Almost all the literature on the economic past of Sub-Saharan Africa has aimed at explaining, directly or indirectly, why the sub-continent is relatively poor. At the end of the colonial period, which for most African countries was about 1960, it was conventionally assumed that very little had changed in African economic history, especially before what, for most of the continent, was the relatively short period of colonial rule. The focus on poverty as the problem requiring explanation sometimes obscures other aspects of African economic history, such as the achievements of African farmers, traders and states, including improvements in food security, and episodes of economic growth.

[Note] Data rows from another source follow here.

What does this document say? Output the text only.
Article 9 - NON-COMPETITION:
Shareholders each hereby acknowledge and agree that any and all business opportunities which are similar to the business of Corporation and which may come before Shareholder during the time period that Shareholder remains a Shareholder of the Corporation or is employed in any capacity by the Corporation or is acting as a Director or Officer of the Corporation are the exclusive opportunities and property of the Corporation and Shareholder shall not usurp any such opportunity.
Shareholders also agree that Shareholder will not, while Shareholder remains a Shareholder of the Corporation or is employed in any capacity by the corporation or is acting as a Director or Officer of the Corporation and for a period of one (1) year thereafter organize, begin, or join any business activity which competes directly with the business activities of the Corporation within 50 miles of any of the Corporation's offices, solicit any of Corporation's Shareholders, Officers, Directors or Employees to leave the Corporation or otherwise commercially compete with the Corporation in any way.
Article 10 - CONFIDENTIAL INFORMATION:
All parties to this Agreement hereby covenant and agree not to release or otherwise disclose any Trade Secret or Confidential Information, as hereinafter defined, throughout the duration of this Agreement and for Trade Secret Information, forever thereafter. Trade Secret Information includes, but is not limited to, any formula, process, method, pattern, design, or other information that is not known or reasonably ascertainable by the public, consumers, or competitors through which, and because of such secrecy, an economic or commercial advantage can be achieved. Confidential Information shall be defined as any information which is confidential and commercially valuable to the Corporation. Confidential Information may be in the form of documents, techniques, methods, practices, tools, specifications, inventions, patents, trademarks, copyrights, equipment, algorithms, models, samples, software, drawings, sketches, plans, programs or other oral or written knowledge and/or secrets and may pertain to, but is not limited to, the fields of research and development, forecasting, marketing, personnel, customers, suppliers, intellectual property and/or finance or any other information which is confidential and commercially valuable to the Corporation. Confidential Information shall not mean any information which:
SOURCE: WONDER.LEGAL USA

On the whole, however, the historical research carried out over the last fifty to sixty years (since Dike 1956) has used these achievements as means both of qualifying the notions of general poverty and stasis, and as sources of insight into why the overall economic development of the region has not been faster. This chapter begins by introducing alternative explanations of Africa's relative poverty, and then traces the history of poverty and economic development in African economies over successive periods. Finally, we will review the overall descriptions of African economies as historically static and therefore remaining poor, and comment on the major interpretations.
Interpretations
The main explanations for Africa's historic – if relative – poverty can be grouped in different ways: perhaps most fundamentally, external versus internal, and institutional versus resources. The two most influential strands of external explanation for Africa's historic poverty, dependency theory and its rational-choice counterpart, are themselves institutional, in the sense of focussing on the way resources are controlled, organized and exploited, rather than on the resources, natural and human, as such. Dependency theory, which was brought to Africa in the 1970s (Rodney 1972, Amin 1976, see also Wallerstein 1976) is the view that the development of the West was simultaneously – and by the same process – the underdevelopment of the Rest. A rational-choice counterpart of dependency theory was provided by a group of growth economists in the 2000s (Acemoglu et al. 2001, 2002, Acemoglu and Robinson 2010, Nunn 2008). Both externalist interpretations are ultra-Eurocentric, attributing Africa's fate to European decisions: during the external slave trades (the largest of which was carried on in European and American ships rather than by North African desert caravans or Arab dhows), and then under colonial rule.